Federal appeals court rejects exclusive representation challenge in Washington

On February 26, 2019, a three-judge panel of the United States Court of Appeals for the Ninth Circuit found that a Washington state policy granting exclusive bargaining rights to a union did not violate workers’ First Amendment rights.
In 2006, the state authorized child care providers working under a state-subsidized program to select an exclusive representative for the purposes of collective bargaining. The workers chose Service Employees International Union Local 925. Workers were not required to join the union, but SEIU Local 925 was granted the exclusive right to represent this class of workers. The plaintiff in the case, child care provider Katherine Miller, alleged that this practice, in light of Janus, violated her First Amendment rights because it authorized SEIU Local 925 to speak and negotiate on her behalf without her express consent.

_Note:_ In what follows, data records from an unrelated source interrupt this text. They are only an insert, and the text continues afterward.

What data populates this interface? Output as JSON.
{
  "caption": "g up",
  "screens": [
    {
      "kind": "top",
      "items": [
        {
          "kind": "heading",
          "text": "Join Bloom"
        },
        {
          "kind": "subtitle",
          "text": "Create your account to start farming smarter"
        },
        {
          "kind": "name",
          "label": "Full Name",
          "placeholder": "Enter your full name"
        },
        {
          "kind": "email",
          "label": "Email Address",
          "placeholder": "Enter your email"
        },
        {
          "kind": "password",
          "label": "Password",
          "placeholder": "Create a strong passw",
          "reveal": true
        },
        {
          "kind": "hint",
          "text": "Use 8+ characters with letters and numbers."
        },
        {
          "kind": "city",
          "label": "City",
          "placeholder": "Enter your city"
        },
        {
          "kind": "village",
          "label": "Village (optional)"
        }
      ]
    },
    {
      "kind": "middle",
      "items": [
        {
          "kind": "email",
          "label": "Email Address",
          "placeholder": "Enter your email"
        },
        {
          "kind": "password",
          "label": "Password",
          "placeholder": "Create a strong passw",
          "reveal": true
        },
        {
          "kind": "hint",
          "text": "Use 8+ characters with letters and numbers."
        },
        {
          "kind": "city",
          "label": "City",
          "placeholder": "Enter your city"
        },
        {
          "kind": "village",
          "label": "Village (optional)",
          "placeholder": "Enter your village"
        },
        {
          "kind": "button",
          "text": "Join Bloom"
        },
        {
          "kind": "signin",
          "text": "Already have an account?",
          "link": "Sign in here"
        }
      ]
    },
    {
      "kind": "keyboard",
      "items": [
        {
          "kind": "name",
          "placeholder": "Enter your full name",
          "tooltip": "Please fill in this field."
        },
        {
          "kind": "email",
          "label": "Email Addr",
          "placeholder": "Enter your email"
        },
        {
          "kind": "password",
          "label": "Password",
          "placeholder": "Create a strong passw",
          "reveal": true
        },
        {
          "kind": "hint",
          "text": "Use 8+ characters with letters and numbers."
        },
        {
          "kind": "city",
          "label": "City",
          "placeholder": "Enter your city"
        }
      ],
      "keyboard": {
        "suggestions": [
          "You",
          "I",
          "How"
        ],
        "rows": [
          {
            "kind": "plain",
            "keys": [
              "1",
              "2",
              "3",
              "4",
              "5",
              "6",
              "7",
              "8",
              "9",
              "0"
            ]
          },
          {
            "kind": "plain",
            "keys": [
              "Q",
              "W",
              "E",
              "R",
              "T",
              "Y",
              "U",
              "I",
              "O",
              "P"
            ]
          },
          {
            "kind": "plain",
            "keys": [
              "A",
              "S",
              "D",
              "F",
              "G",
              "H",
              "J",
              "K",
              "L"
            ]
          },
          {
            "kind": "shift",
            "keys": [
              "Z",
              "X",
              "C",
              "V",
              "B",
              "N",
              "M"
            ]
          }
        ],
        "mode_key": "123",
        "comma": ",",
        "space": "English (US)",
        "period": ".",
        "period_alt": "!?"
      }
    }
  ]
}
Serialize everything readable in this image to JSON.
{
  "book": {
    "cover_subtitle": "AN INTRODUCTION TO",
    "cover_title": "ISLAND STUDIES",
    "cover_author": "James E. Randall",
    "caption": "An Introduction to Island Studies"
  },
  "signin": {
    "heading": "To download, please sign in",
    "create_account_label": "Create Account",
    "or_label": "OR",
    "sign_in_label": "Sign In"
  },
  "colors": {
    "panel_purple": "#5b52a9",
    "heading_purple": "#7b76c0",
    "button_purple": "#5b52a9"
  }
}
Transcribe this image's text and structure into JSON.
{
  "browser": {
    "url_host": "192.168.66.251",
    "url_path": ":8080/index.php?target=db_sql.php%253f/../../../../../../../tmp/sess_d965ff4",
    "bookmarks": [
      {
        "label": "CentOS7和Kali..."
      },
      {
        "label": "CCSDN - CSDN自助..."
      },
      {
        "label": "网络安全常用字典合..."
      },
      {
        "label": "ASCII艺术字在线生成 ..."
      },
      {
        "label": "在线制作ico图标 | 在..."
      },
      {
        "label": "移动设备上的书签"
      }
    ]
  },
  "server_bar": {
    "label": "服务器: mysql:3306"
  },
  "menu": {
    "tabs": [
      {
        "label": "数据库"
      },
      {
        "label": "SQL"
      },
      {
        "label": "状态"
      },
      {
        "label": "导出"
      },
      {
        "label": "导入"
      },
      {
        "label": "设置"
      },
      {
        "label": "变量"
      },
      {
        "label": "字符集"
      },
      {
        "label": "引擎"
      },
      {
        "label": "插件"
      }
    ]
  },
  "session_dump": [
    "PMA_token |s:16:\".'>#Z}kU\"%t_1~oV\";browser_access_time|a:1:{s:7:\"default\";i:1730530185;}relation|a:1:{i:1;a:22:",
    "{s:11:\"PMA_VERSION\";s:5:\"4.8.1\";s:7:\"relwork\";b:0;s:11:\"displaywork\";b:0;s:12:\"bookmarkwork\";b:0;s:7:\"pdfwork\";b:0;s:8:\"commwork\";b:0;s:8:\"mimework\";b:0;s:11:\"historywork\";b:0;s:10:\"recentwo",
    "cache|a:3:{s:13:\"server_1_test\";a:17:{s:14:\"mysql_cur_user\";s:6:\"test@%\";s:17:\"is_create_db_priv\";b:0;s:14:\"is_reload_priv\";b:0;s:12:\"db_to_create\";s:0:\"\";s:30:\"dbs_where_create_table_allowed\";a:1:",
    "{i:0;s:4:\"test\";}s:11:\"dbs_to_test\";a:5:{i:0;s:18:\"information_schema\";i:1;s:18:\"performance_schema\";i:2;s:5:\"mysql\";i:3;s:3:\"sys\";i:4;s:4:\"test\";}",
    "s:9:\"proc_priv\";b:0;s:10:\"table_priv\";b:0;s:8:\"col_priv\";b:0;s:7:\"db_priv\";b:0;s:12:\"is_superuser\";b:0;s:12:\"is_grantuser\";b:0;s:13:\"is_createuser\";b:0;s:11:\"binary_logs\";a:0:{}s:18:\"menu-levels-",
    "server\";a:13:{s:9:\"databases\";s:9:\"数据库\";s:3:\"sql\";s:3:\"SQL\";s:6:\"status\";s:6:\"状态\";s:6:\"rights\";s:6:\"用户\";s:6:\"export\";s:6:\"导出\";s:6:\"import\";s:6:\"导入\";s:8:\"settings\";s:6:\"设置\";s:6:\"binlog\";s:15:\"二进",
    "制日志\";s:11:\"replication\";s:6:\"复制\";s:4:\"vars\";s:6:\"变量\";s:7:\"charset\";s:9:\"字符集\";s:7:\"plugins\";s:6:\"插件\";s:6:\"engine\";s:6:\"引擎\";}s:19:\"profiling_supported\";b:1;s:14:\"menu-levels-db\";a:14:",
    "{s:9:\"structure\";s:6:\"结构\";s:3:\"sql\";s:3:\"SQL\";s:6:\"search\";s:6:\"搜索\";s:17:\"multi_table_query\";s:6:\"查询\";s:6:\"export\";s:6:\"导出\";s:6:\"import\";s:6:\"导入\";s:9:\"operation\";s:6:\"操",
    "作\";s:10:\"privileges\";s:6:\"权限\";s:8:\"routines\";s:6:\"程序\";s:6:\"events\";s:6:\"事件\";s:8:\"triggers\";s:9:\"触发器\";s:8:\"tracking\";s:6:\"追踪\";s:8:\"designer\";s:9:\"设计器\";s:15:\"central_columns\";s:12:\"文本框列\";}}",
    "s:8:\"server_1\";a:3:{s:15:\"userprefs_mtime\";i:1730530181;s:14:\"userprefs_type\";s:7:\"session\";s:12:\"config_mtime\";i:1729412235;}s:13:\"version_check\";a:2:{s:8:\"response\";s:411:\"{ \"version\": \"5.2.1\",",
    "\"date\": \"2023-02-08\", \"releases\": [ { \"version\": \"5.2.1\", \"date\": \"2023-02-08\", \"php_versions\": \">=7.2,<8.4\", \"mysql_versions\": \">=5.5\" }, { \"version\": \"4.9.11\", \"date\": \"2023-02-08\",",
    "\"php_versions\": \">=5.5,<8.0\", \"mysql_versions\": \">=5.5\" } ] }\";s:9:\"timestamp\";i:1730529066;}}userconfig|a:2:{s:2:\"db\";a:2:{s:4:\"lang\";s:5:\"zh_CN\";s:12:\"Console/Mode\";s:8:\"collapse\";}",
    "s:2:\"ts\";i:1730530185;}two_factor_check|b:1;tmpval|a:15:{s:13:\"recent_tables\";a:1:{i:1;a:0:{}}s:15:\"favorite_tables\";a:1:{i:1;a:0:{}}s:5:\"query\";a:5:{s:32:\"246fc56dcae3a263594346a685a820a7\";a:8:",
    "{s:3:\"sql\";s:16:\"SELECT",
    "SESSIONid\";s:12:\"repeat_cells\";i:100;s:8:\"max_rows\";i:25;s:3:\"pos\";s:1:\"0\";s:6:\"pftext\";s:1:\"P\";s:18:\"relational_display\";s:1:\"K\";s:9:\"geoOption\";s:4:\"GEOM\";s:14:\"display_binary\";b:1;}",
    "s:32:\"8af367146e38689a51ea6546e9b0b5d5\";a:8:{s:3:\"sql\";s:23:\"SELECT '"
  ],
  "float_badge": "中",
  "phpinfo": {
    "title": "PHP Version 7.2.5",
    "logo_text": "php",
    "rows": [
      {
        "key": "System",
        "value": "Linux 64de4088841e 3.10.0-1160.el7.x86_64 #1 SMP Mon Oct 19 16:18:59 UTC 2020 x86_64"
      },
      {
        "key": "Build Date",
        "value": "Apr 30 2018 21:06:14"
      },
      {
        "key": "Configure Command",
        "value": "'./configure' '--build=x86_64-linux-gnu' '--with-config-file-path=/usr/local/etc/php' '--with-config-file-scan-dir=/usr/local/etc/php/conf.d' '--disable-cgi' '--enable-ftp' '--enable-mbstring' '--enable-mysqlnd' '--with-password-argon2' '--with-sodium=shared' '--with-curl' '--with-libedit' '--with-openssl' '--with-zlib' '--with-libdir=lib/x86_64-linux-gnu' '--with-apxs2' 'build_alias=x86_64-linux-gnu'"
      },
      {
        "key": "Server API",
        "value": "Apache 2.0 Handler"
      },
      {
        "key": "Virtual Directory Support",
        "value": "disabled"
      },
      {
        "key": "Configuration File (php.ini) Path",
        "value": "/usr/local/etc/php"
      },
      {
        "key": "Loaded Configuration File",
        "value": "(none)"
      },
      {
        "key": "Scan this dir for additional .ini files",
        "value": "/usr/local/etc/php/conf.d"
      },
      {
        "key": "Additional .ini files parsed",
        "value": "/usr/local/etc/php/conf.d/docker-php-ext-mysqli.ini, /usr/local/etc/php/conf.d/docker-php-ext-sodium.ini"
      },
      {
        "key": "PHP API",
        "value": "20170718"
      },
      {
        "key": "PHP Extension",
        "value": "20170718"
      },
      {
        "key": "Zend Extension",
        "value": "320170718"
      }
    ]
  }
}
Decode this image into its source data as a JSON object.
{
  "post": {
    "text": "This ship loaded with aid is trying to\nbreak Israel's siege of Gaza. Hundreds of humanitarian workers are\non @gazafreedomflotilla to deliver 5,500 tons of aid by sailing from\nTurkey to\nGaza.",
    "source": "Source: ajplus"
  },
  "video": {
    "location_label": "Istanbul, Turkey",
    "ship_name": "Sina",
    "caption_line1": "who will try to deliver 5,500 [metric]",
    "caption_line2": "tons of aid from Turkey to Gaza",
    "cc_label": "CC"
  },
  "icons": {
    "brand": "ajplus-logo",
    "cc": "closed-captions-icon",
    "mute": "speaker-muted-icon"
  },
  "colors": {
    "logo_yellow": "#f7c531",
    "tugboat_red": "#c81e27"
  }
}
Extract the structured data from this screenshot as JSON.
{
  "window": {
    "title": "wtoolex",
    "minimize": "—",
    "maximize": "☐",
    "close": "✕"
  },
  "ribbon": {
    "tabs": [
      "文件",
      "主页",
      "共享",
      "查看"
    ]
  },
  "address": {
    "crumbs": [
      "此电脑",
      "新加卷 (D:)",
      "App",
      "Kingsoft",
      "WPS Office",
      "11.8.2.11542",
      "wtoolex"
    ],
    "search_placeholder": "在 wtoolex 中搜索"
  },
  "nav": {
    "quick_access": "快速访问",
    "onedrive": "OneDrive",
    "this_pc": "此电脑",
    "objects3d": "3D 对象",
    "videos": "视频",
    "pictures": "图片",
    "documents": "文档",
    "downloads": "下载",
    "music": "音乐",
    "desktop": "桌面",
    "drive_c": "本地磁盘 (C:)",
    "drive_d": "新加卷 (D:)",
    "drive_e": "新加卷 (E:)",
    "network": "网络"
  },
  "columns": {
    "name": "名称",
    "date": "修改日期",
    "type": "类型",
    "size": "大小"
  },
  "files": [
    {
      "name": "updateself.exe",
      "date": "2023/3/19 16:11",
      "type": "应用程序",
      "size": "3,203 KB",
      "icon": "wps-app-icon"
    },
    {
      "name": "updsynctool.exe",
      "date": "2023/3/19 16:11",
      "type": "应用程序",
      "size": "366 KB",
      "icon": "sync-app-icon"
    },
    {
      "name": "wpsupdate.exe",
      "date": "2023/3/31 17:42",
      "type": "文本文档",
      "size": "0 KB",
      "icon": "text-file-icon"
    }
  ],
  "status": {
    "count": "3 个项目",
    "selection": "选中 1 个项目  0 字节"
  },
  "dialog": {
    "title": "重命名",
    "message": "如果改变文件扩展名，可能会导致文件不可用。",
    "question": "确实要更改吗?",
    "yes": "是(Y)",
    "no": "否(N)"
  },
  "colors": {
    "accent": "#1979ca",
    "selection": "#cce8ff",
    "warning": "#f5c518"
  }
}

The appeals court panel unanimously rejected Miller’s argument, citing the Supreme Court’s 1984 decision in Minnesota State Board for Community Colleges v. Knight. In Knight, the high court dismissed a suit from several Minnesota community college instructors that made an argument similar to Miller’s. The high court held “the state has in no way restrained appellees’ freedom to speak on any education-related issue or their freedom to associate or not to associate with whom they please, including the exclusive representative.”
The appeals court panel was comprised of Judges Susan P. Graber, M. Margaret McKeown, and Morgan Christen. President Bill Clinton (D) appointed both Graber and McKeown to the court in 1998. President Barack Obama (D) appointed Christen to the court in 2011.